The police had no idea the issue would grab newspaper headlines. It seemed the visits to Muhoho’s home were meant to intimidate the correspondent and stop him reporting some sensitive issues, but the plot backfired when the two biggest newspapers started giving the issue more attention than it deserved.

Tipis swiftly reminded all that Press freedom was guaranteed by the Constitution. “However, the Press, and the Daily Nation in particular, must be reminded of their duty to enjoy and exercise this freedom responsibly and in the interest of the welfare of the people. This means the news items they publish ought to be authenticated before being printed. This is more so in sensitive issues affecting the life, liberty and the security of the citizens,” reported the paper, adding that, unfortunately, in the matter of Muhoho and the Nakuru police, the Daily Nation seemed to have been wide off the mark.”

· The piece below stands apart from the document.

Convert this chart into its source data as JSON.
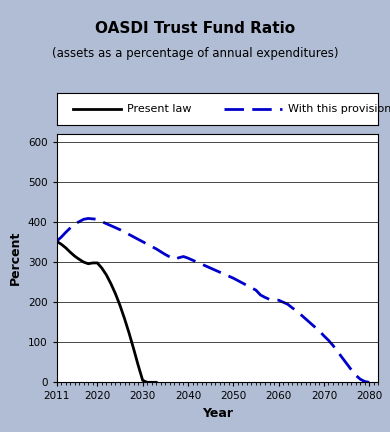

The matter dragged on for some time, with tits and tats about the visits, the identities, the point of all the police interrogations of Muhoho, but in the end, it was a tale that faded out — to be followed by relations in the years to follow that marked much greater drama in the delicate balance of Press freedom.

Just last month, the Standard Group reporters Mohammed Ali and John Allan Namu were threatened by people thought to be police, following investigative stories they aired on KTN. As things stand, in 2013, the threats drew no safety reassurance from the State.

Similarly, in the run-up to the last general elections, photojournalists Dennis Okeyo and John Otanga reported that GSU officers confiscated memory cards from their cameras and other valuables as they covered riots in Kibera.

Survey on journalists’ safety

However, far more boldly, a few years back, the State used foreign masked mercenaries to lead an attack into the Standard Group newsroom under the pretext of an alleged exposé which the Government claimed threatened national security. However, the Standard Group maintains there was none.

Even earlier, in the clamour for multi-party politics in the 1990s, several journalists were arrested and locked up, allegedly for being against the Government, revealing absolute low point in the country’s poor score on Press freedom.

Last week, President Uhuru Kenyatta assured all he would be upholding media freedom, as part of his address during the Freedom of the Press Day.

Fifty years into Kenya’s history, Press freedom is most clearly not at its lowest point, nor has it reached a level where journalists’ security is secured: a point made resoundingly just days ago by the Media Council, with its launching of a baseline survey on the safety of Kenyan journalists, and conclusions that many in the profession still feel far from safe.